Four groups of subjects were tested: normals aged 21-50 years, normals aged 60 years or more, AMD patients with normal BBCVA, and AMD patients with BCVL (i.e., 20/60 or worse BBCVA). Observers were seated 50 cm from a display that subtended 44.6 arc deg horizontally. The observers’ task was to determine the direction of rotation, clockwise or counterclockwise, from an optic flow pattern display of 100 white dots on a black background. On the first trial, all dots moved in the same direction, clockwise or counterclockwise (100% coherence). A staircase procedure using a two-down, one-up rule was employed to determine the threshold percent of coherently moving dots required for subjects to accurately determine the direction of rotation (curl).
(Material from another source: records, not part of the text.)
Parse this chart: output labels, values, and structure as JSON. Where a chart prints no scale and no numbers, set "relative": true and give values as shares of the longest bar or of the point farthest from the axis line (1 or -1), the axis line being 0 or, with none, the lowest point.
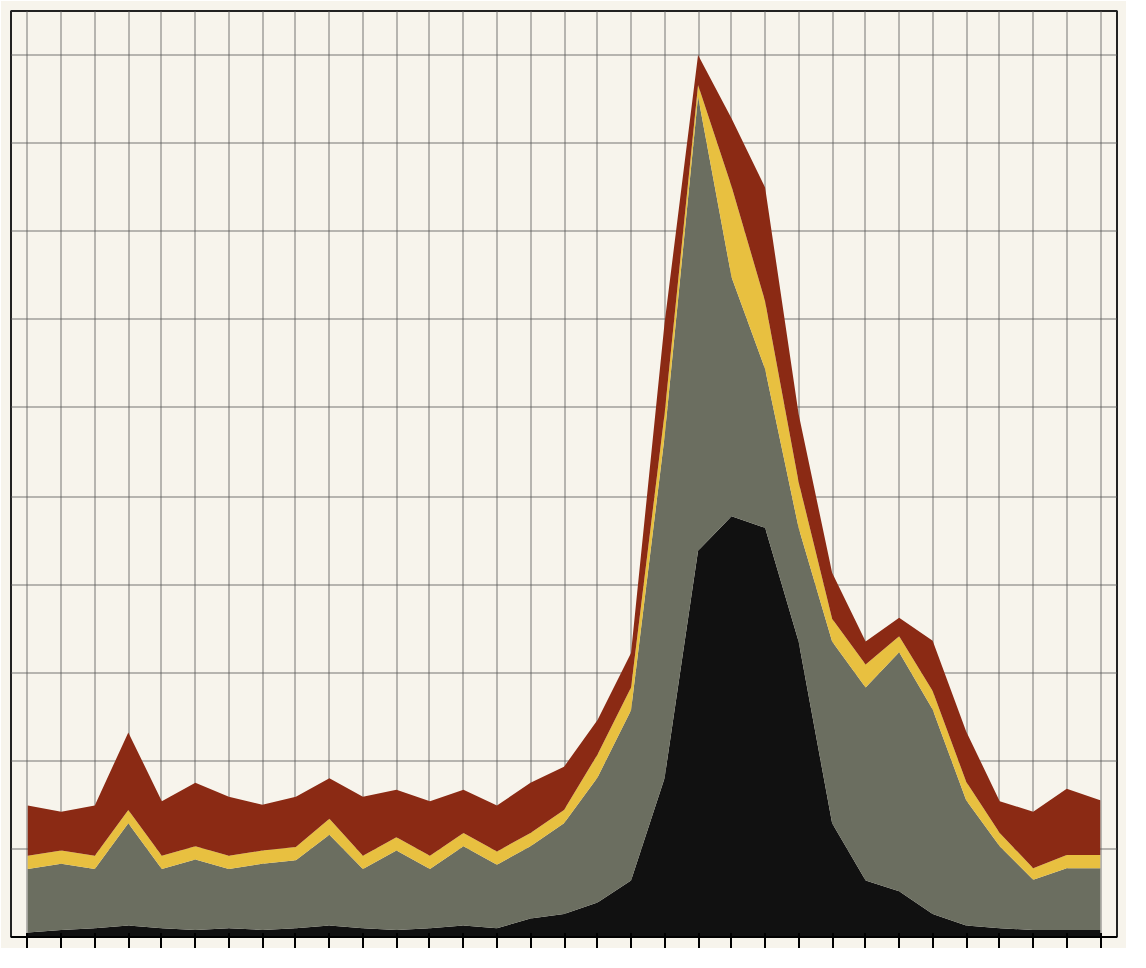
{
  "chart_data": {
    "type": "area",
    "stacked": true,
    "relative": true,
    "grid": true,
    "categories": [
      null,
      null,
      null,
      null,
      null,
      null,
      null,
      null,
      null,
      null,
      null,
      null,
      null,
      null,
      null,
      null,
      null,
      null,
      null,
      null,
      null,
      null,
      null,
      null,
      null,
      null,
      null,
      null,
      null,
      null,
      null,
      null,
      null
    ],
    "series": [
      {
        "color": "#111111",
        "values": [
          0.005,
          0.008,
          0.01,
          0.013,
          0.01,
          0.008,
          0.01,
          0.008,
          0.01,
          0.013,
          0.01,
          0.008,
          0.01,
          0.013,
          0.01,
          0.021,
          0.026,
          0.039,
          0.064,
          0.18,
          0.438,
          0.477,
          0.464,
          0.335,
          0.129,
          0.064,
          0.052,
          0.026,
          0.013,
          0.01,
          0.008,
          0.008,
          0.008
        ]
      },
      {
        "color": "#6b6e60",
        "values": [
          0.072,
          0.075,
          0.067,
          0.116,
          0.067,
          0.08,
          0.067,
          0.075,
          0.077,
          0.103,
          0.067,
          0.09,
          0.067,
          0.09,
          0.072,
          0.082,
          0.103,
          0.142,
          0.193,
          0.387,
          0.515,
          0.271,
          0.18,
          0.129,
          0.206,
          0.219,
          0.271,
          0.232,
          0.142,
          0.093,
          0.057,
          0.07,
          0.07
        ]
      },
      {
        "color": "#e8c040",
        "values": [
          0.015,
          0.015,
          0.015,
          0.015,
          0.015,
          0.015,
          0.015,
          0.015,
          0.015,
          0.018,
          0.015,
          0.015,
          0.015,
          0.015,
          0.015,
          0.015,
          0.015,
          0.026,
          0.026,
          0.026,
          0.013,
          0.103,
          0.077,
          0.052,
          0.026,
          0.026,
          0.018,
          0.021,
          0.021,
          0.015,
          0.013,
          0.015,
          0.015
        ]
      },
      {
        "color": "#8b2a14",
        "values": [
          0.057,
          0.044,
          0.057,
          0.088,
          0.062,
          0.072,
          0.067,
          0.052,
          0.057,
          0.046,
          0.067,
          0.054,
          0.062,
          0.049,
          0.052,
          0.057,
          0.049,
          0.039,
          0.039,
          0.103,
          0.034,
          0.077,
          0.129,
          0.077,
          0.052,
          0.026,
          0.021,
          0.057,
          0.057,
          0.036,
          0.064,
          0.075,
          0.062
        ]
      }
    ]
  }
}
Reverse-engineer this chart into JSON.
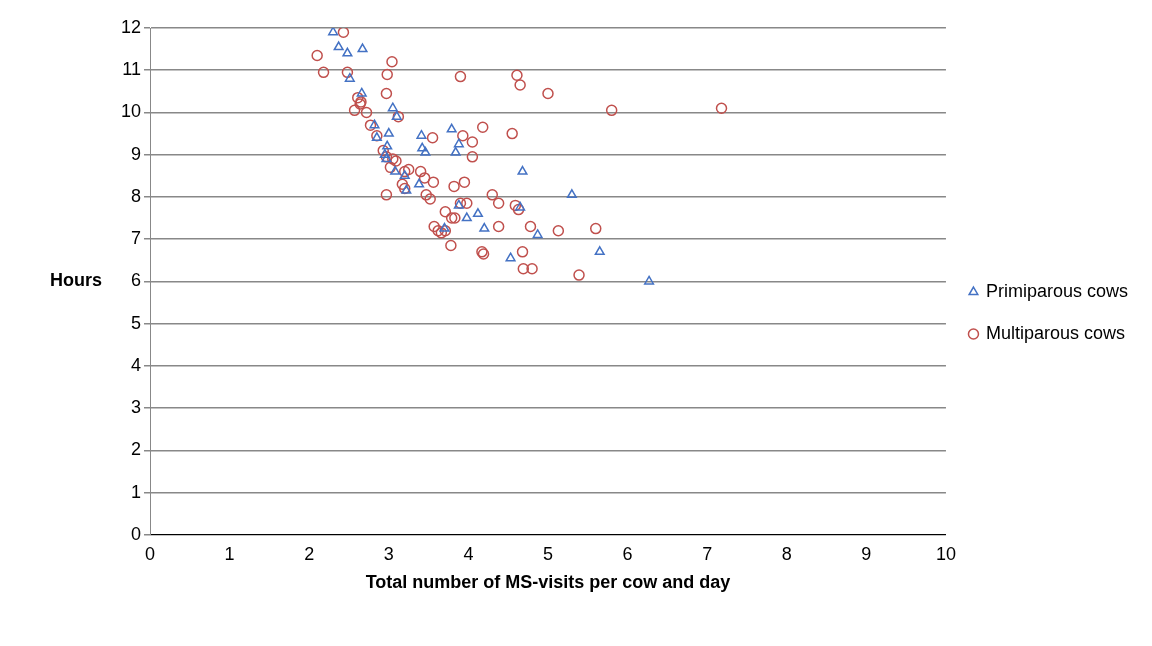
{
  "chart_data": {
    "type": "scatter",
    "xlabel": "Total number of MS-visits per cow and day",
    "ylabel": "Hours",
    "xlim": [
      0,
      10
    ],
    "xticks": [
      0,
      1,
      2,
      3,
      4,
      5,
      6,
      7,
      8,
      9,
      10
    ],
    "ylim": [
      0,
      12
    ],
    "yticks": [
      0,
      1,
      2,
      3,
      4,
      5,
      6,
      7,
      8,
      9,
      10,
      11,
      12
    ],
    "grid": "y",
    "legend": "right",
    "series": [
      {
        "name": "Primiparous cows",
        "color": "#4472c4",
        "marker": "triangle",
        "x": [
          2.3,
          2.37,
          2.48,
          2.67,
          2.51,
          2.66,
          3.05,
          3.1,
          2.82,
          2.85,
          3.0,
          2.98,
          2.97,
          3.79,
          3.41,
          3.42,
          3.46,
          3.88,
          3.84,
          3.08,
          3.2,
          3.22,
          3.38,
          4.68,
          5.3,
          3.88,
          4.65,
          3.98,
          4.12,
          4.2,
          4.87,
          3.7,
          4.53,
          5.65,
          6.27,
          2.95
        ],
        "values": [
          11.9,
          11.55,
          11.4,
          11.5,
          10.8,
          10.45,
          10.1,
          9.9,
          9.7,
          9.4,
          9.5,
          9.2,
          8.9,
          9.6,
          9.45,
          9.15,
          9.05,
          9.25,
          9.05,
          8.6,
          8.5,
          8.15,
          8.3,
          8.6,
          8.05,
          7.8,
          7.75,
          7.5,
          7.6,
          7.25,
          7.1,
          7.25,
          6.55,
          6.7,
          6.0,
          9.0
        ]
      },
      {
        "name": "Multiparous cows",
        "color": "#c0504d",
        "marker": "circle",
        "x": [
          2.43,
          2.1,
          2.18,
          2.48,
          3.04,
          2.98,
          3.9,
          4.61,
          4.65,
          5.0,
          2.97,
          2.61,
          2.65,
          2.64,
          2.57,
          2.72,
          3.12,
          5.8,
          7.18,
          2.77,
          4.18,
          3.93,
          4.05,
          4.55,
          2.85,
          3.55,
          2.93,
          2.97,
          3.05,
          3.09,
          4.05,
          3.02,
          3.2,
          3.25,
          3.4,
          3.45,
          3.56,
          3.82,
          3.95,
          3.17,
          3.2,
          2.97,
          3.47,
          3.52,
          4.3,
          4.38,
          3.9,
          3.98,
          3.71,
          3.79,
          3.83,
          4.59,
          4.63,
          4.78,
          5.13,
          5.6,
          4.38,
          3.57,
          3.62,
          3.66,
          3.71,
          3.78,
          4.17,
          4.19,
          4.68,
          4.69,
          4.8,
          5.39
        ],
        "values": [
          11.9,
          11.35,
          10.95,
          10.95,
          11.2,
          10.9,
          10.85,
          10.88,
          10.65,
          10.45,
          10.45,
          10.35,
          10.25,
          10.2,
          10.05,
          10.0,
          9.9,
          10.05,
          10.1,
          9.7,
          9.65,
          9.45,
          9.3,
          9.5,
          9.45,
          9.4,
          9.1,
          8.95,
          8.9,
          8.85,
          8.95,
          8.7,
          8.6,
          8.65,
          8.6,
          8.45,
          8.35,
          8.25,
          8.35,
          8.3,
          8.2,
          8.05,
          8.05,
          7.95,
          8.05,
          7.85,
          7.85,
          7.85,
          7.65,
          7.5,
          7.5,
          7.8,
          7.7,
          7.3,
          7.2,
          7.25,
          7.3,
          7.3,
          7.2,
          7.15,
          7.2,
          6.85,
          6.7,
          6.65,
          6.7,
          6.3,
          6.3,
          6.15
        ]
      }
    ]
  }
}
There was a significant difference in the ability to detect curl among the four groups (p = 0.029). On average, young normals required 9% coherence, older normals 16%, AMD with normal vision 20%, and AMD patients with BCVL 43%. The AMD group required greater coherence (more dots) in order to correctly judge rotational optic flow curl (p = 0.036). Curl threshold is correlated strongly with BBCVA (r = 0.56, p < 0.01) in this sample.
While it has been shown that AMD with central visual loss has a major impact on judgments of curl direction, it seems that AMD patients with normal BBCVA (visual acuity of 20/40 or better) did not require a statistically significantly larger percent of coherently moving dots to detect the direction of curl than did normal patients of similar age. The significant impairment of judgment of curl direction appears to be associated with binocular central vision loss.